Differences in the Reductions of Precision and Recall Rates

The prevalence of scaphoid fractures in the test dataset was 46%. As all noisy datasets were derived from this dataset, the prevalences were identical. Accordingly, a decline in model accuracy can be attributed to either reduced precision or recall rates, with the former creating more false positives and the latter creating more false negatives.

In the last step of training, the model was fine-tuned to achieve precision and recall rates of 91%. We expected that these performance metrics would decrease when interpreting noisy datasets. Intriguingly, the severities of performance decline differed for precision and recall. Although most noisy datasets triggered declines in both precision and recall, the performance deteriorations exhibited by the precision rates were more pronounced. However, the recall rate was usually acceptable, even in heavily altered datasets. As the model seeks to identify all possibly useful scaphoid fractures, it remains clinically robust in terms of detecting fractures despite image perturbation, but at the cost of increased false-positive rates.

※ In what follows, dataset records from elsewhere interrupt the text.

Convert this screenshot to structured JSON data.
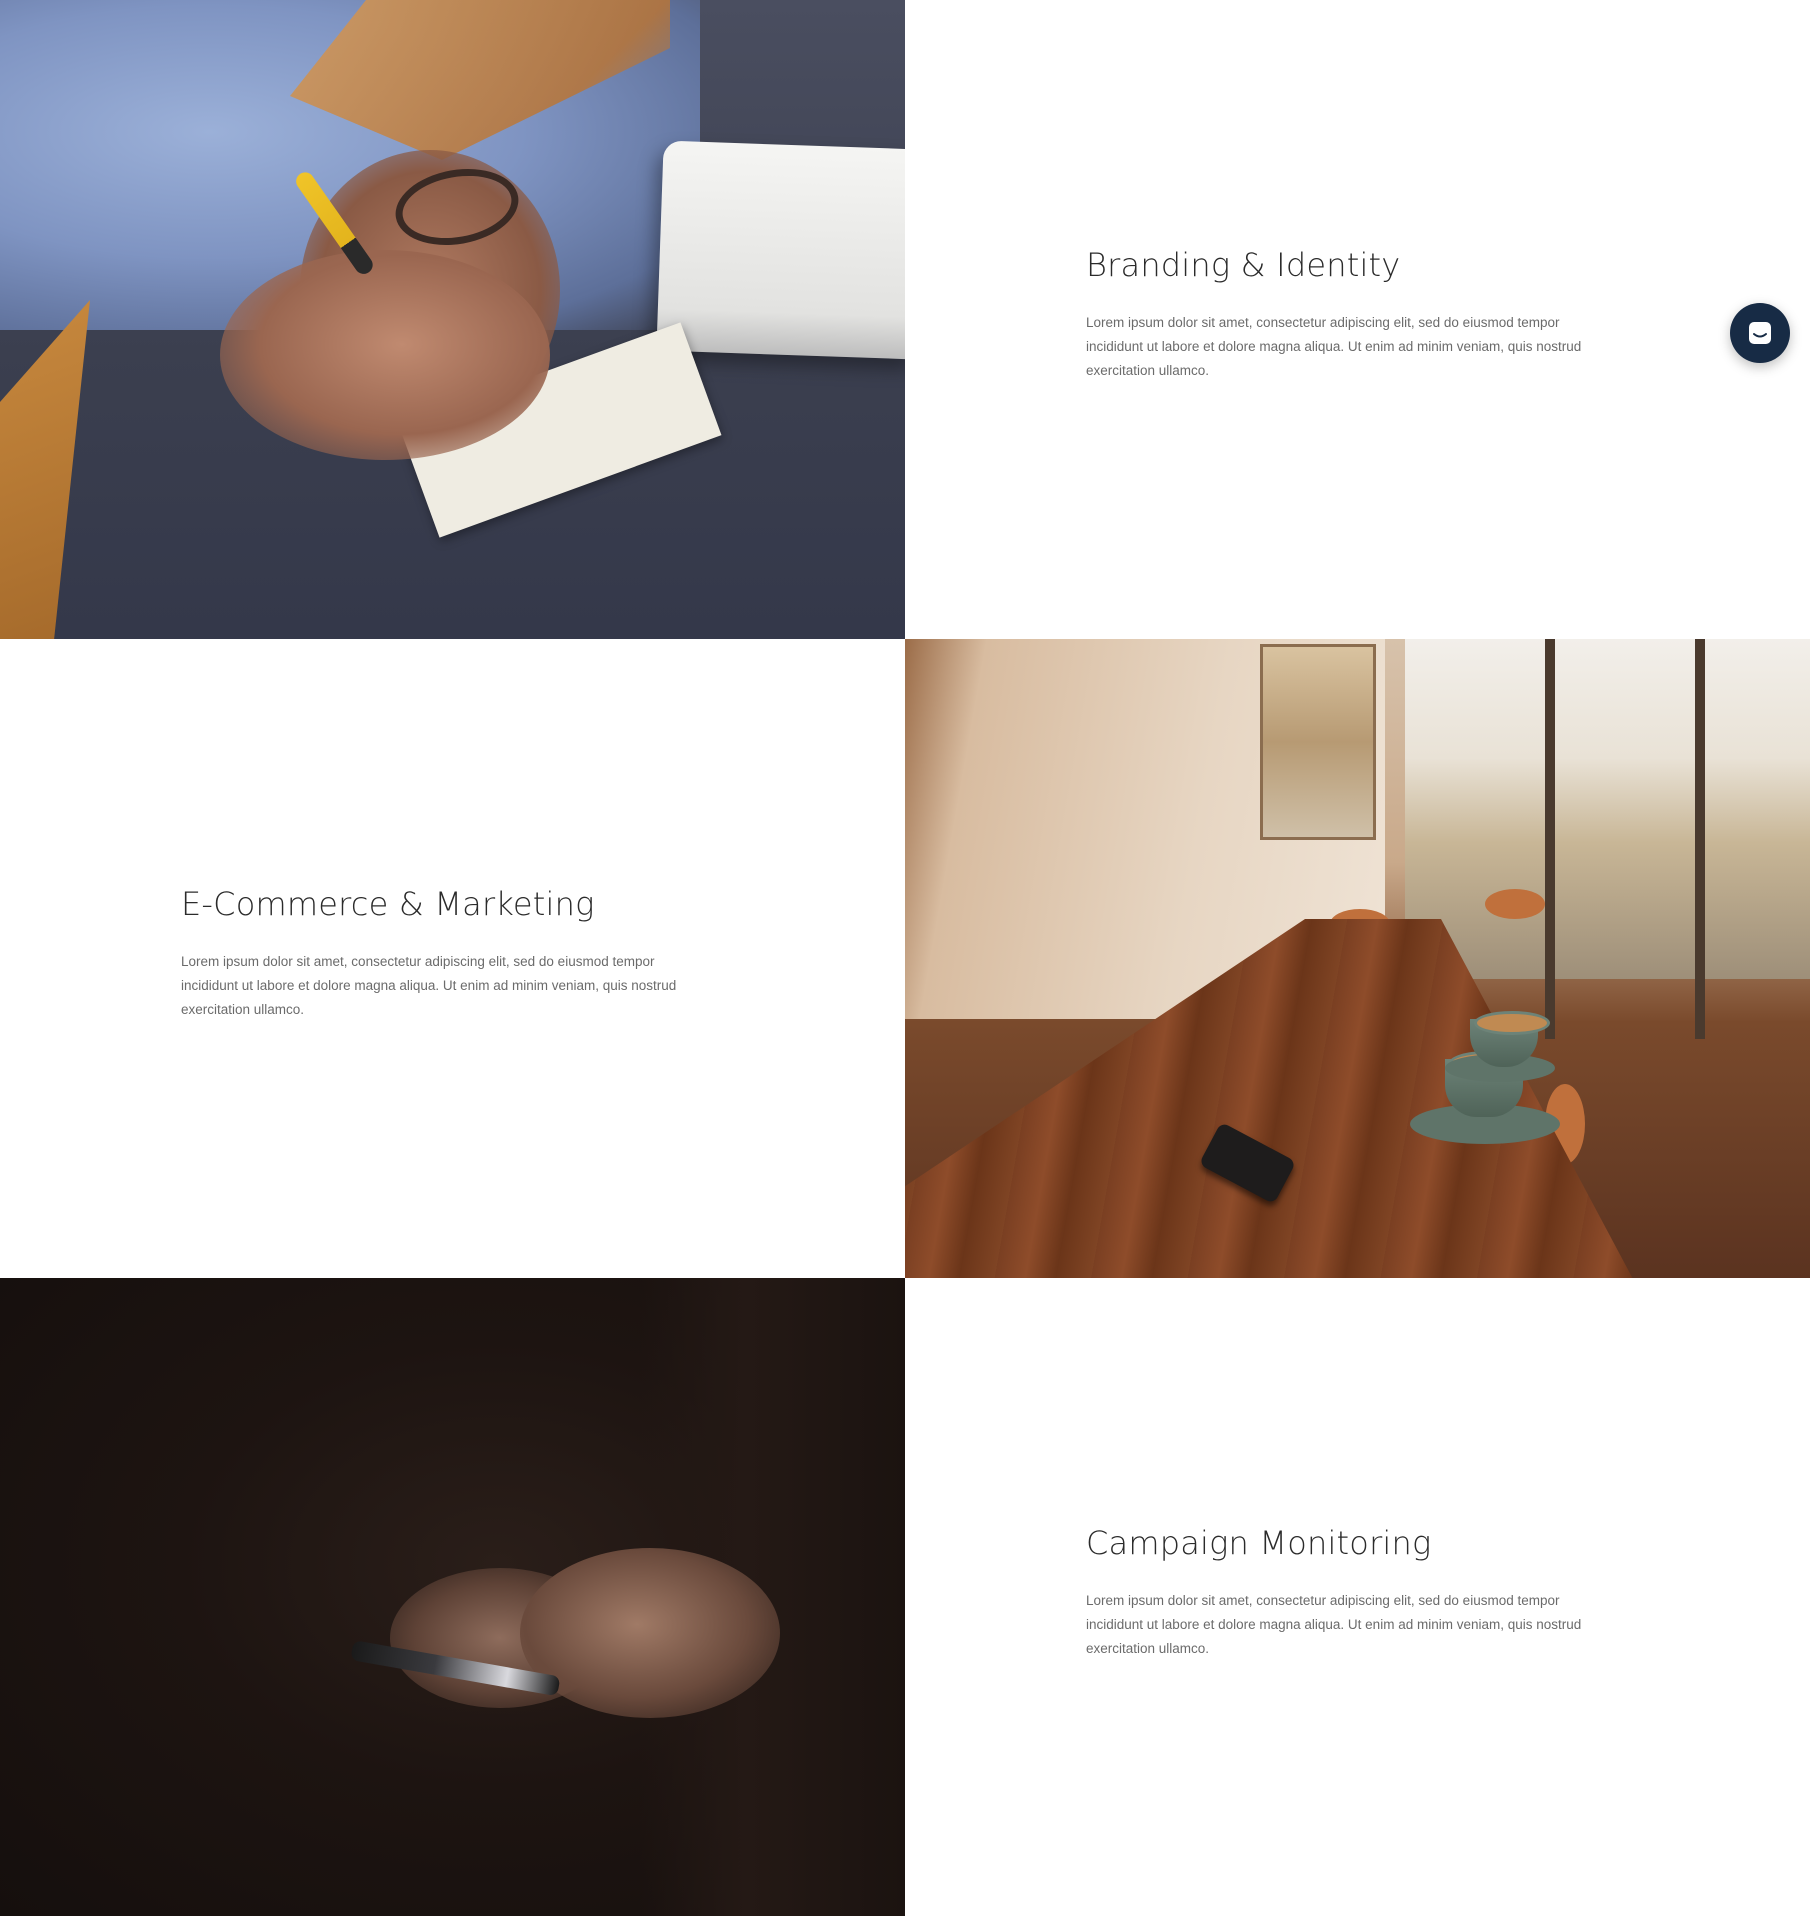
{
  "services": [
    {
      "title": "Branding & Identity",
      "description": "Lorem ipsum dolor sit amet, consectetur adipiscing elit, sed do eiusmod tempor incididunt ut labore et dolore magna aliqua. Ut enim ad minim veniam, quis nostrud exercitation ullamco.",
      "image": "man-writing-photo"
    },
    {
      "title": "E-Commerce & Marketing",
      "description": "Lorem ipsum dolor sit amet, consectetur adipiscing elit, sed do eiusmod tempor incididunt ut labore et dolore magna aliqua. Ut enim ad minim veniam, quis nostrud exercitation ullamco.",
      "image": "cafe-table-photo"
    },
    {
      "title": "Campaign Monitoring",
      "description": "Lorem ipsum dolor sit amet, consectetur adipiscing elit, sed do eiusmod tempor incididunt ut labore et dolore magna aliqua. Ut enim ad minim veniam, quis nostrud exercitation ullamco.",
      "image": "phone-in-hands-photo"
    }
  ],
  "chat_launcher": {
    "icon": "chat-icon",
    "color": "#172b45"
  }
}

Only a few datasets showed the opposite, with a precision rate much greater than the recall rate; these were the JPEG compression_50, JPEG compression_70, and all CLAHE datasets. Conversely, the remaining JPEG compression datasets demonstrated a higher recall than precision rate, similar to other changes. Therefore, JPEG compression is likely not the principal explanation for such findings.

However, we found that CLAHE image treatment must be performed with caution. CLAHE primarily reduces recall (increasing false negatives) while precision tends to increase, indicating a heightened risk of missed fractures at higher clip limits (Table 2). If the images to be interpreted are of low quality and CLAHE enhancements are applied, machine learning scientists should be wary of inadvertently increasing the false-negative rates.

Relationship Between Image Quality Assessments and Model Performance

We combined all noisy datasets (excluding the CLAHE datasets, given their heterogeneity) into a single dataset with 18,560 samples exhibiting various perturbations. We used this combined dataset to investigate the relationship between image quality and model performance.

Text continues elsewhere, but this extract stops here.